Mar 3, 2022 - Economy & Business

Dollar reigns supreme after Russia's invasion

A map peeled back to reveal Ben Franklin's eyes from the dollar bill

Illustration: Sarah Grillo/Axios

Money is memory, as the economist Narayana Kocherlakota once wrote. Ultimately, the dollars in a person's wallet, or checking account, are a record of having produced something of value to someone else, an entry in a cosmic ledger.

Driving the news: But memories can be forgotten. The Russian government and countless Russian companies and individuals are learning that the hard way.

Why it matters: Within the space of just a few days, the U.S. and its allies accomplished the astonishing feat of cutting Russia out of the global financial system. In the process they may have further entrenched the centrality of the U.S. dollar to the global economy.

The big picture: The Russian government had built up $630 billion in reserves to protect its economy against capital outflows. It now looks largely useless after the U.S. and allies cut off the Russian central bank's access to West.
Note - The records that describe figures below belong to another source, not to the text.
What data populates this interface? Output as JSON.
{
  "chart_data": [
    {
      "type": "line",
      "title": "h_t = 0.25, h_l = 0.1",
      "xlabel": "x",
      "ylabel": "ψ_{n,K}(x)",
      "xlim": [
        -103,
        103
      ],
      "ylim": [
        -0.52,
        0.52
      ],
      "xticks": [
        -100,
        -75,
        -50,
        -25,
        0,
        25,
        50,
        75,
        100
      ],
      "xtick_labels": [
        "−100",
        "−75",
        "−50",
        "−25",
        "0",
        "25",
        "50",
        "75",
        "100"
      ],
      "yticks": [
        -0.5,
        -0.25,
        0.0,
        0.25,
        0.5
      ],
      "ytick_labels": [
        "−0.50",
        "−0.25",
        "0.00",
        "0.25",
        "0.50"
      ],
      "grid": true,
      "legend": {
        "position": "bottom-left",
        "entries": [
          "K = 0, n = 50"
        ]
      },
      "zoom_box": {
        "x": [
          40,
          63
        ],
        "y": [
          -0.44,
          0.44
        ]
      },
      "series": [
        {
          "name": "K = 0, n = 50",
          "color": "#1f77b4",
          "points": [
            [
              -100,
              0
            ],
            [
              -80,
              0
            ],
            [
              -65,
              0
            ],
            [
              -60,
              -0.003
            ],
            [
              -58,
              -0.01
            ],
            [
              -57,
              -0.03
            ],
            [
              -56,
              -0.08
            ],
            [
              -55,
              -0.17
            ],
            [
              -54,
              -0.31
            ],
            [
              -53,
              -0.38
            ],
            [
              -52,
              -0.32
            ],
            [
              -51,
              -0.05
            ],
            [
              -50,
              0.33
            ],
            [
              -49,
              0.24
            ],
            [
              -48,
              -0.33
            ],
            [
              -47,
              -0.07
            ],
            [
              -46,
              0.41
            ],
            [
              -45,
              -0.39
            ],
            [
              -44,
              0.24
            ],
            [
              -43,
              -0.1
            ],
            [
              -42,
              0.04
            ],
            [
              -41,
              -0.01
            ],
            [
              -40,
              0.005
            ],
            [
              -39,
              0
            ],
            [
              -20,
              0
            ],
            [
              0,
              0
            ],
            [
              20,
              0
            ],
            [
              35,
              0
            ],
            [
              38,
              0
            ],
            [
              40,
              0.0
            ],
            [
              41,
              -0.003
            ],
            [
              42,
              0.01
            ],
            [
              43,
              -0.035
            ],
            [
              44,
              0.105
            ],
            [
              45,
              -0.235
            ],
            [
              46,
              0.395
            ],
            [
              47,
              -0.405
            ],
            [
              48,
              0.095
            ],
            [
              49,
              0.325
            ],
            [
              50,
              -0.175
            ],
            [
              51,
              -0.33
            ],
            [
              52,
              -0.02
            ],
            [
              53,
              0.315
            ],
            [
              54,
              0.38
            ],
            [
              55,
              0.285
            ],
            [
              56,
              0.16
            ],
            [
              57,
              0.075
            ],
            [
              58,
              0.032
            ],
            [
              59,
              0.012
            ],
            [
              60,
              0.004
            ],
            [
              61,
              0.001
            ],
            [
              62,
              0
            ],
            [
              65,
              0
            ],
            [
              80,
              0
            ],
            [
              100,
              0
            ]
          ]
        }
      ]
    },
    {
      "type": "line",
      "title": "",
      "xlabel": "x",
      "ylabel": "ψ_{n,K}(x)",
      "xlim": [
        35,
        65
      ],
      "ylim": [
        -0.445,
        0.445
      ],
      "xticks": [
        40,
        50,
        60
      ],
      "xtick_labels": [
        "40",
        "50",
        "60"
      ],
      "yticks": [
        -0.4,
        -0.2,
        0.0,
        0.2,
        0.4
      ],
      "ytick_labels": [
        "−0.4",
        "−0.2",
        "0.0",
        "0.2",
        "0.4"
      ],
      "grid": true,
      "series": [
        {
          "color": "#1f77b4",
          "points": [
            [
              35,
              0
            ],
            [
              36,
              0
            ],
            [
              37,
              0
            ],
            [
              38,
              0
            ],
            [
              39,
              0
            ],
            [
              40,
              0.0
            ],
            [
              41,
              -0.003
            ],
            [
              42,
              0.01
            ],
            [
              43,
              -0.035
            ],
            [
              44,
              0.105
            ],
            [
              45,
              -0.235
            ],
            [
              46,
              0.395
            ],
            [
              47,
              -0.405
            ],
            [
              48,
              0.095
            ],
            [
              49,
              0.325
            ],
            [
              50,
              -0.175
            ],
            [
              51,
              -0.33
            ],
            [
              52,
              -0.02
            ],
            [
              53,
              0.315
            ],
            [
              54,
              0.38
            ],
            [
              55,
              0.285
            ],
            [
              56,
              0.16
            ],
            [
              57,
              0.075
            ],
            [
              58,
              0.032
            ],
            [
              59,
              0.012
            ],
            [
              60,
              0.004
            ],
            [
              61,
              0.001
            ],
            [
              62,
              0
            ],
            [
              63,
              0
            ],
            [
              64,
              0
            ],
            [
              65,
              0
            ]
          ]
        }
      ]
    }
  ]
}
  • In a way, it's a startling reminder of the sheer power that nation-states have over the use of currency. In just a few days, they turned the world's 11th largest economy into the equivalent of a drug kingpin sitting on a big pile of un-laundered cash they can't spend.

Traditionally, there has been a tradeoff when the U.S. takes advantage of the dollar's primacy in the world economy to implement its foreign policy goals. The more that power is used, the more you risk losing it.

  • So when the U.S. has enforced sanctions on Iran, North Korea and other countries by threatening those who violate them with cutting off access to the dollar-based financial system, it increases the urgency of China and other nations to create international financial alternatives.

In its scale and speed, the retaliation against Russia dwarfs any previous use of the global banking system to cut a nation out and render its assets unusable. So an important question is whether it commensurately puts the whole thing at risk.

Yes, but: This is not a situation in which the U.S. is acting alone. Rather, it is represents a rare moment of global unity, in which the vast majority of nations are appalled by Russia's actions, as evidenced the U.N. General Assembly vote to condemn the invasion: 141 to 5 with 35 abstentions.

  • In that sense, it amounts to a moment when the value of the dollar-based global financial system is in clearer view — it creates a mechanism for the world to come together and call out a bad actor.
  • As Bloomberg's Matt Levine puts it, "If you do something so outrageous that society as a whole decides you are a pariah, then money is a way for society to express that."

The bottom line: Yes, there is always risk that using the tools of financial warfare will make them less useful in the future. But Russia's invasion is also showing the world just how costly it is to become a pariah state.